The Bitcoin price has now scaled its way back up the charts and is currently trading around the $650 mark a day before the Bitcoin block halving process.
U.S. Department of Health to Hold Blockchain Research Competition
In a recent press release the U.S. Department of Health and Human Services (HHS) seeks guidance from business operating American citizens with blockchain knowledge.
In a competition, HHS seeks registrants to respond to the prompt “Blockchain and Its Emerging Role in Healthcare and Health-related Research.” to further increase its knowledge about the technology and how it can be applicable to the field of health care.

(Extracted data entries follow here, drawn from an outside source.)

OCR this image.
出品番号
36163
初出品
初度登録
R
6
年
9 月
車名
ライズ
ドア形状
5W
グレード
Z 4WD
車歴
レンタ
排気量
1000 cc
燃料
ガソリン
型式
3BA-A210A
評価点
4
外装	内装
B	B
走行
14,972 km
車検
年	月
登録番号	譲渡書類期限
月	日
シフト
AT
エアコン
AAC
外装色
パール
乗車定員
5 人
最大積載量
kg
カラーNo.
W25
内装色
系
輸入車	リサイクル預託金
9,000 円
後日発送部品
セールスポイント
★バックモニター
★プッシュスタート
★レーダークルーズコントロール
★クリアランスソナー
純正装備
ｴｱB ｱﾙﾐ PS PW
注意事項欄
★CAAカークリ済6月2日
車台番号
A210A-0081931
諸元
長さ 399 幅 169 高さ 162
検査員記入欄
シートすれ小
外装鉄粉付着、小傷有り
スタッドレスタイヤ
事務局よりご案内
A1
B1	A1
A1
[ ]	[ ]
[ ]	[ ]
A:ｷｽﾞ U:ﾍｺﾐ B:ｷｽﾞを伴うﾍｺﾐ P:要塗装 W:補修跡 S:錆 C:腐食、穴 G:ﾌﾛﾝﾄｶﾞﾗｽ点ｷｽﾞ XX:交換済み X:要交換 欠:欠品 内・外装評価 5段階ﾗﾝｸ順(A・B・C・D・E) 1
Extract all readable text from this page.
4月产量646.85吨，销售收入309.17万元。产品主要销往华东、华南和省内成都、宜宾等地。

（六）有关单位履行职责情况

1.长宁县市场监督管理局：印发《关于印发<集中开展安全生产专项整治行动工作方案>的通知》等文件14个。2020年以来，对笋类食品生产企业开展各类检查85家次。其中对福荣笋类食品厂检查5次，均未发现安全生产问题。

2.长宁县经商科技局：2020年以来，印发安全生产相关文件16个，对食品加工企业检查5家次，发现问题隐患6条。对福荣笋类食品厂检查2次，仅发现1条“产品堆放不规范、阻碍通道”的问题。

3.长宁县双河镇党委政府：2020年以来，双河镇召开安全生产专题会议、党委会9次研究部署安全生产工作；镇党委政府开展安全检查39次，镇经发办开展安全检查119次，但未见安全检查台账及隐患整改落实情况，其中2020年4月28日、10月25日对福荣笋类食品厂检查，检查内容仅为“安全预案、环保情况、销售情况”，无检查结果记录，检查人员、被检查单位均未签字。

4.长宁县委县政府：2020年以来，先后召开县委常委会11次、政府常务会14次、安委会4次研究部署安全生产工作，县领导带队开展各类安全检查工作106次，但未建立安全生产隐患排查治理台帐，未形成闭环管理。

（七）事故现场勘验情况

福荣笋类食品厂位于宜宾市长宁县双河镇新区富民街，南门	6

As stated in the press release, the papers are to be submitted before July 29th, 2016. After that, a two week evaluation period will occur, which is completed August 16th, 2016. The winning group will be notified the day after and will be flown to DC to have the opportunity to present their paper to the HHS and National Institute of Standards and Technology (NIST) in person.
EU Targets Bitcoin and Other Digital Payments in New Anti-Money Laundering Directive
Due to recent events during the Paris and Brussels attacks, EU seeks to propose stricter rules on virtual currencies and prepaid cards. In its recent communications it outlines the need address a variety of sources of terrorist funding.
How will this affect Bitcoin users?
The Committee wants to target “anonymous currency exchanges”, suggested that each EU member state brings them under the control of “competent authorities” and ensures that they comply with relevant Anti-Money Laundering law.
The proposal will not affect the personal wallets, the use of Bitcoin or the network itself. It will however affect cryptocurrency exchanges and custodial wallets providers.